As far as sending the backup file, I'm not exactly sure how I would do that because each virtual server is in its own TAR file, but I don't currently have a public Web server available to put the file on. I can give you SSH access to the server though if you'd like to take a look there at the backup files.

Thanks, -Logan

Hi, just wanted to see if any progress has been made on this thus far? Because this very same restore worked on my other machine running CentOS 6 and Virtualmin 4.11 I was considering downgrading the current server to Virtualmin 4.11 from 4.13 if we can't get this resolved, as this has already caused more downtime than I would have liked. I look forward to seeing what you're able to do with this and if you are able to find and fix the issue. Thanks so much!

I'm taking a look at this now..

So I don't have to do a full restore, which domain does the process hang on?

Honestly it varies each time I run the command, for some weird reason. Usually it's audioshout.com though. But it's usually the second or third domain that it tries to restore, if you run the full command I gave in my e-mail.

I am also logged in as root now too if you need to send a quick message via wall or something like that.

Thanks!

Ok, I think I've fixed it ... give the restore another try now.

Update: Restore has as of now gone farther than before, but seems to be stuck now on "Restoring SpamAssassin and Procmail configurations" for the virtual server cloud.onefridge.net. Not sure if it's hung or is just taking an abnormally long time, as it usually completed this step in only a few seconds for other servers. Will update again if things change.
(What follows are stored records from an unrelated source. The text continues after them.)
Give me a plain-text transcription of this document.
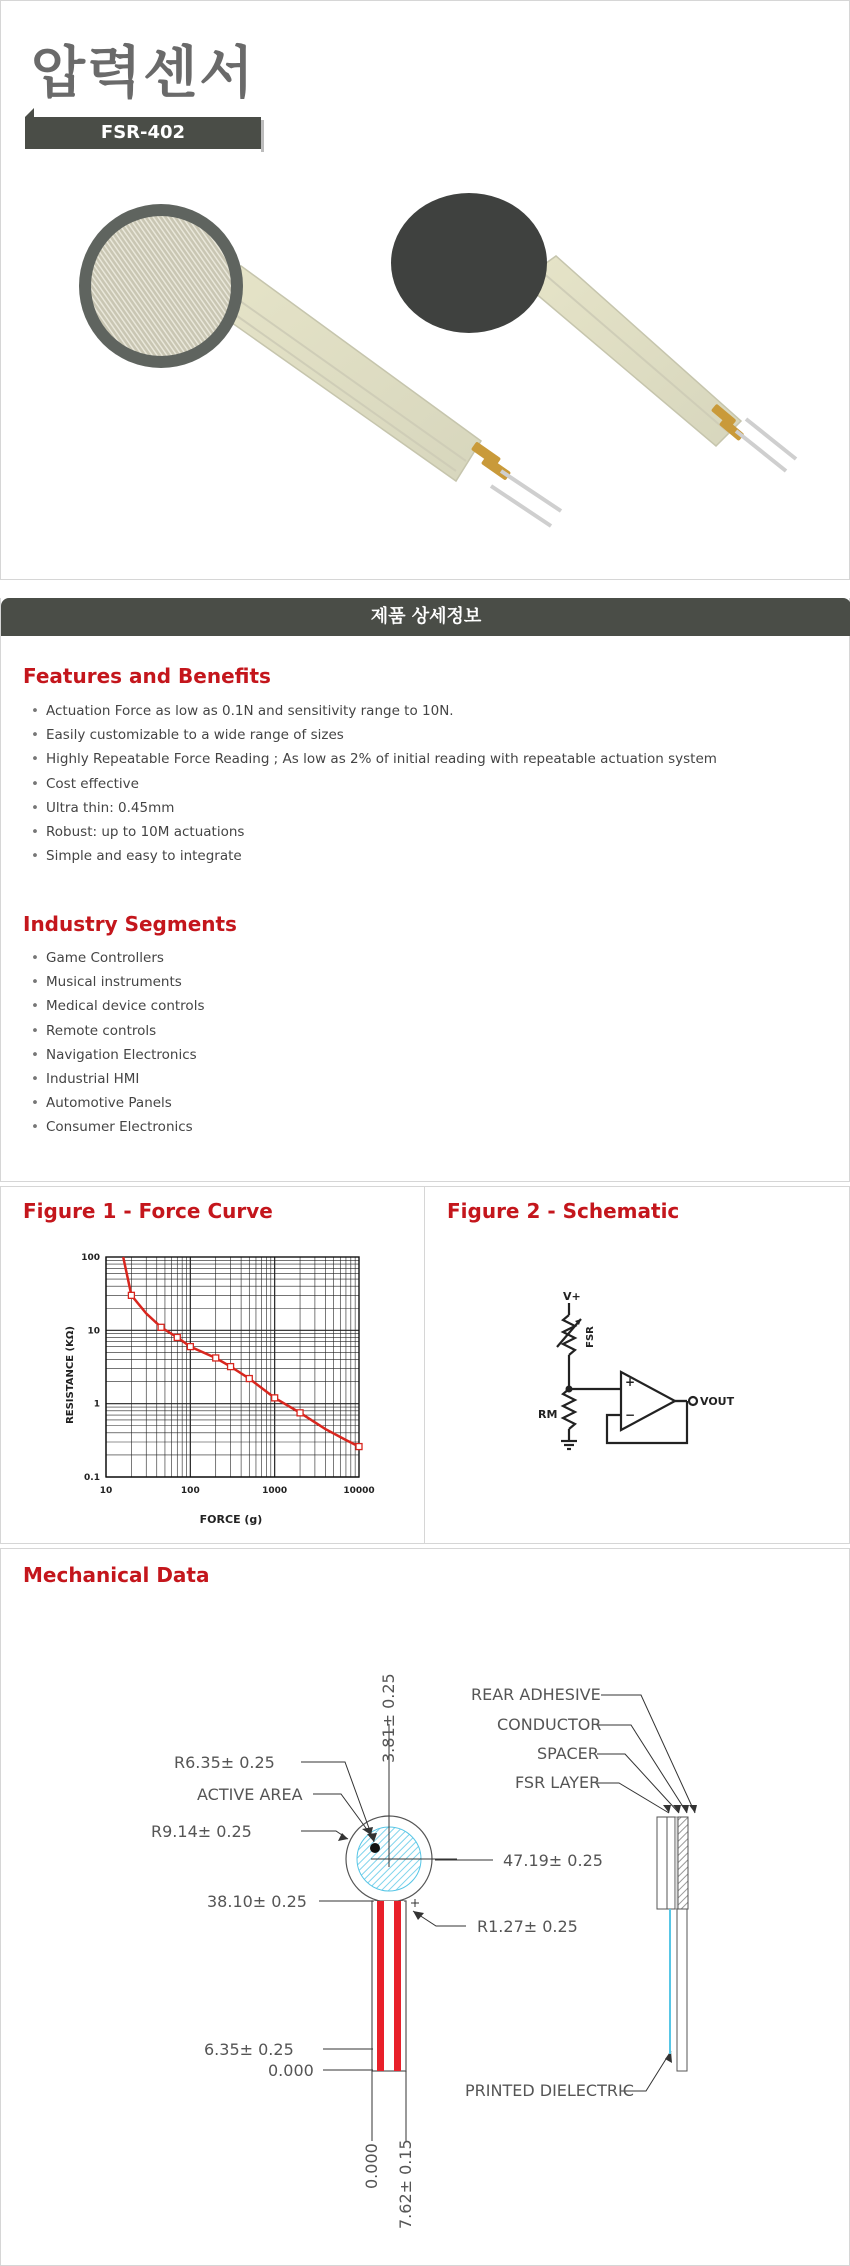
압력센서
FSR-402
제품 상세정보
Features and Benefits
• Actuation Force as low as 0.1N and sensitivity range to 10N.
• Easily customizable to a wide range of sizes
• Highly Repeatable Force Reading ; As low as 2% of initial reading with repeatable actuation system
• Cost effective
• Ultra thin: 0.45mm
• Robust: up to 10M actuations
• Simple and easy to integrate
Industry Segments
• Game Controllers
• Musical instruments
• Medical device controls
• Remote controls
• Navigation Electronics
• Industrial HMI
• Automotive Panels
• Consumer Electronics
Figure 1 - Force Curve
10	100	1000	10000
100
10
1
0.1
FORCE (g)
RESISTANCE (KΩ)
Figure 2 - Schematic
V+
FSR
RM
VOUT
+
−
Mechanical Data
3.81± 0.25
R6.35± 0.25
ACTIVE AREA
R9.14± 0.25
47.19± 0.25
38.10± 0.25
R1.27± 0.25
6.35± 0.25
0.000
0.000 7.62± 0.15
REAR ADHESIVE
CONDUCTOR
SPACER
FSR LAYER
PRINTED DIELECTRIC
Update 2: Never mind, looks to be caused by Virtualmin being unable to connect to my remote LDAP server, which I am checking now.

Update 3: Just checked the remote LDAP server and restarted the Virtualmin restore, let's see if things go OK this time. Also rebooted the Virtualmin machine. Will post if anything else goes wrong. Thanks.
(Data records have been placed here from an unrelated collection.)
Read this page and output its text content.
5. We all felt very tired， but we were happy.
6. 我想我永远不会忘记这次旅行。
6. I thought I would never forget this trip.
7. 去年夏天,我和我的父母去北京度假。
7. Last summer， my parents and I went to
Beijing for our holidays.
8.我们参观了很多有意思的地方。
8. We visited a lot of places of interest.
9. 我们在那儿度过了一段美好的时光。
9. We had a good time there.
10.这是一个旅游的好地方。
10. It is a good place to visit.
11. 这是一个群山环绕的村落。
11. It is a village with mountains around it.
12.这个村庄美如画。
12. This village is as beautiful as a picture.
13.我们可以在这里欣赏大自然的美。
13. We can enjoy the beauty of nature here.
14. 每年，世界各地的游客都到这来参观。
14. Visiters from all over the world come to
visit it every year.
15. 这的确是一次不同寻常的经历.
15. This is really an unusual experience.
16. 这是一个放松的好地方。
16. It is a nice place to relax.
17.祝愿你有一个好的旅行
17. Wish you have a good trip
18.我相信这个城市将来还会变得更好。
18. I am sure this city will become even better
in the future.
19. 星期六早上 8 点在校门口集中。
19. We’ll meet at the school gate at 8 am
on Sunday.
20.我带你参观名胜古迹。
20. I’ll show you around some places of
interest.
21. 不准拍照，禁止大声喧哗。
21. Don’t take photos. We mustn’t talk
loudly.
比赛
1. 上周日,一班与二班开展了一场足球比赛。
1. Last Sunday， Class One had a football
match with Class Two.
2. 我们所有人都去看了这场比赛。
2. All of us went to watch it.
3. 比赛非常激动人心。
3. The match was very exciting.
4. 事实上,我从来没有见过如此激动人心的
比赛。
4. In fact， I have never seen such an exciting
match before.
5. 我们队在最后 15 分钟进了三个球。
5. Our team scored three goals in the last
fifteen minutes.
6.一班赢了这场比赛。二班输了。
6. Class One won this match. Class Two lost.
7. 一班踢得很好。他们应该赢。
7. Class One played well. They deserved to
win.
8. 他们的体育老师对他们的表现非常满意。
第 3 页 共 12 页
Everything works now!! I'm not sure what you did, Jamie, but you fixed the issue. The restore process completed successfully and Virtualmin is humming along quite nicely now. Thank you so much for resolving the problem. What was the specific issue, anyway?

Thanks!

Great! Turns out that there was a bug in Virtualmin that was only triggered in a certain rare case, which caused it to go into an infinite loop on restores!

This fix will also be included in the next release.

Automatically closed -- issue fixed for 2 weeks with no activity.